The northern coast of the São Paulo state extends for 161 kilometers, encompassing 164 beaches and 17 islands, receiving about one million visitors in the peak season (January and February). The city of Caraguatatuba - the most populous, with approximately 80,000 people - receives some 500,000 tourists in the summer, generating about $20 million in revenue, or 25 percent of the city's annual budget. The largest areas of continuous deforestation along the northern coast coincide with real estate enterprises in the area. Untreated sewage pollutes the beaches, and the construction of vacation homes, hotels, resorts, and other amenities creates additional pressure on the Atlantic Forest.
Introduction of Alien Species
Apiculture involving alien species, particularly Apis mellifera, often interferes with the ecology of native bees and threatens dozens of native bee species. Riparian fish hatcheries also threaten biodiversity in the area, since exotic species often occupy the niches of native species. At least 16 exotic fish species are thought to be present in the rivers of the Paraíba do Sul valley. In highland areas, trout are intentionally released in estuaries, or escape from trout farms, and compete with native species.
Many domestic animals are intentionally released in the forest by their owners, sometimes displacing or competing with local species. This seems to be the case, for example, with the tamarin Callithrix jacchus- native to the northeast, but now occurring in Rio de Janeiro and competing with the threatened and endemic golden lion tamarin ( Leontopithecus rosalia.

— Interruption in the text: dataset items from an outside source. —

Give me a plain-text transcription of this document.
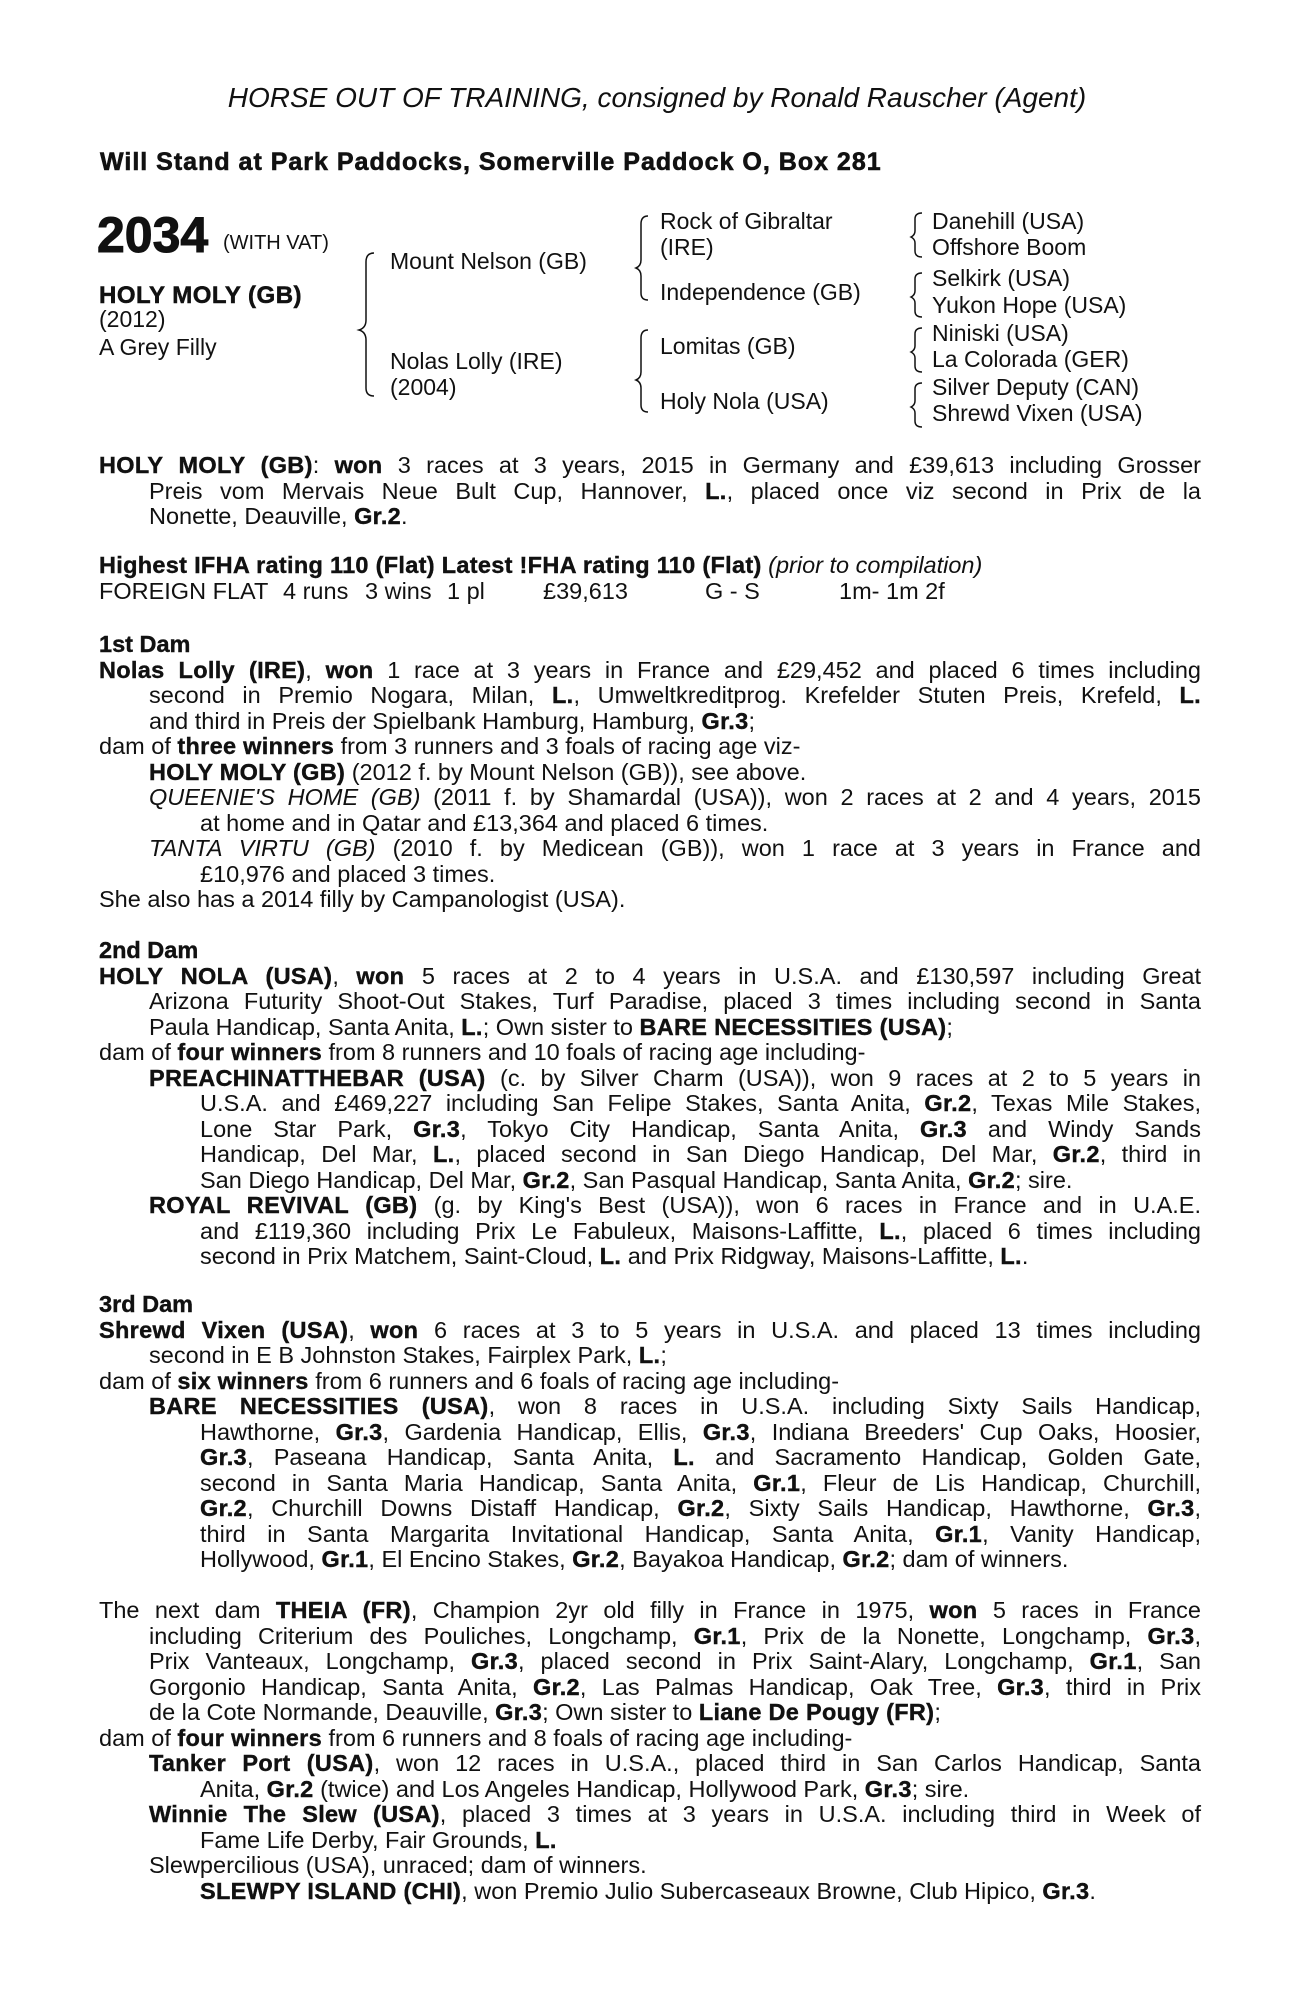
HORSE OUT OF TRAINING, consigned by Ronald Rauscher (Agent)
Will Stand at Park Paddocks, Somerville Paddock O, Box 281
2034 (WITH VAT)
HOLY MOLY (GB)
(2012)
A Grey Filly
Mount Nelson (GB)
Nolas Lolly (IRE)
(2004)
Rock of Gibraltar
(IRE)
Independence (GB)
Lomitas (GB)
Holy Nola (USA)
Danehill (USA)
Offshore Boom
Selkirk (USA)
Yukon Hope (USA)
Niniski (USA)
La Colorada (GER)
Silver Deputy (CAN)
Shrewd Vixen (USA)
HOLY MOLY (GB): won 3 races at 3 years, 2015 in Germany and £39,613 including Grosser
Preis vom Mervais Neue Bult Cup, Hannover, L., placed once viz second in Prix de la
Nonette, Deauville, Gr.2.
Highest IFHA rating 110 (Flat) Latest !FHA rating 110 (Flat) (prior to compilation)
FOREIGN FLAT 4 runs 3 wins 1 pl £39,613	G - S	1m- 1m 2f
1st Dam
Nolas Lolly (IRE), won 1 race at 3 years in France and £29,452 and placed 6 times including
second in Premio Nogara, Milan, L., Umweltkreditprog. Krefelder Stuten Preis, Krefeld, L.
and third in Preis der Spielbank Hamburg, Hamburg, Gr.3;
dam of three winners from 3 runners and 3 foals of racing age viz-
HOLY MOLY (GB) (2012 f. by Mount Nelson (GB)), see above.
QUEENIE'S HOME (GB) (2011 f. by Shamardal (USA)), won 2 races at 2 and 4 years, 2015
at home and in Qatar and £13,364 and placed 6 times.
TANTA VIRTU (GB) (2010 f. by Medicean (GB)), won 1 race at 3 years in France and
£10,976 and placed 3 times.
She also has a 2014 filly by Campanologist (USA).
2nd Dam
HOLY NOLA (USA), won 5 races at 2 to 4 years in U.S.A. and £130,597 including Great
Arizona Futurity Shoot-Out Stakes, Turf Paradise, placed 3 times including second in Santa
Paula Handicap, Santa Anita, L.; Own sister to BARE NECESSITIES (USA);
dam of four winners from 8 runners and 10 foals of racing age including-
PREACHINATTHEBAR (USA) (c. by Silver Charm (USA)), won 9 races at 2 to 5 years in
U.S.A. and £469,227 including San Felipe Stakes, Santa Anita, Gr.2, Texas Mile Stakes,
Lone Star Park, Gr.3, Tokyo City Handicap, Santa Anita, Gr.3 and Windy Sands
Handicap, Del Mar, L., placed second in San Diego Handicap, Del Mar, Gr.2, third in
San Diego Handicap, Del Mar, Gr.2, San Pasqual Handicap, Santa Anita, Gr.2; sire.
ROYAL REVIVAL (GB) (g. by King's Best (USA)), won 6 races in France and in U.A.E.
and £119,360 including Prix Le Fabuleux, Maisons-Laffitte, L., placed 6 times including
second in Prix Matchem, Saint-Cloud, L. and Prix Ridgway, Maisons-Laffitte, L..
3rd Dam
Shrewd Vixen (USA), won 6 races at 3 to 5 years in U.S.A. and placed 13 times including
second in E B Johnston Stakes, Fairplex Park, L.;
dam of six winners from 6 runners and 6 foals of racing age including-
BARE NECESSITIES (USA), won 8 races in U.S.A. including Sixty Sails Handicap,
Hawthorne, Gr.3, Gardenia Handicap, Ellis, Gr.3, Indiana Breeders' Cup Oaks, Hoosier,
Gr.3, Paseana Handicap, Santa Anita, L. and Sacramento Handicap, Golden Gate,
second in Santa Maria Handicap, Santa Anita, Gr.1, Fleur de Lis Handicap, Churchill,
Gr.2, Churchill Downs Distaff Handicap, Gr.2, Sixty Sails Handicap, Hawthorne, Gr.3,
third in Santa Margarita Invitational Handicap, Santa Anita, Gr.1, Vanity Handicap,
Hollywood, Gr.1, El Encino Stakes, Gr.2, Bayakoa Handicap, Gr.2; dam of winners.
The next dam THEIA (FR), Champion 2yr old filly in France in 1975, won 5 races in France
including Criterium des Pouliches, Longchamp, Gr.1, Prix de la Nonette, Longchamp, Gr.3,
Prix Vanteaux, Longchamp, Gr.3, placed second in Prix Saint-Alary, Longchamp, Gr.1, San
Gorgonio Handicap, Santa Anita, Gr.2, Las Palmas Handicap, Oak Tree, Gr.3, third in Prix
de la Cote Normande, Deauville, Gr.3; Own sister to Liane De Pougy (FR);
dam of four winners from 6 runners and 8 foals of racing age including-
Tanker Port (USA), won 12 races in U.S.A., placed third in San Carlos Handicap, Santa
Anita, Gr.2 (twice) and Los Angeles Handicap, Hollywood Park, Gr.3; sire.
Winnie The Slew (USA), placed 3 times at 3 years in U.S.A. including third in Week of
Fame Life Derby, Fair Grounds, L.
Slewpercilious (USA), unraced; dam of winners.
SLEWPY ISLAND (CHI), won Premio Julio Subercaseaux Browne, Club Hipico, Gr.3.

The adaptation power of ornamental plants introduced on properties near forest remnants makes them potentially threatening to native flora. This is the case, for example, with Impatiens balsamica, an exotic species colonizing the banks of of streams and creeks. There is also a proliferation of exotic tree species, such as almond trees, casuarina, and leucena - highly resistant species with great capacity for dispersal. Cultivation of these trees around lagoons has threatened mangroves as a result of competition for sunlight.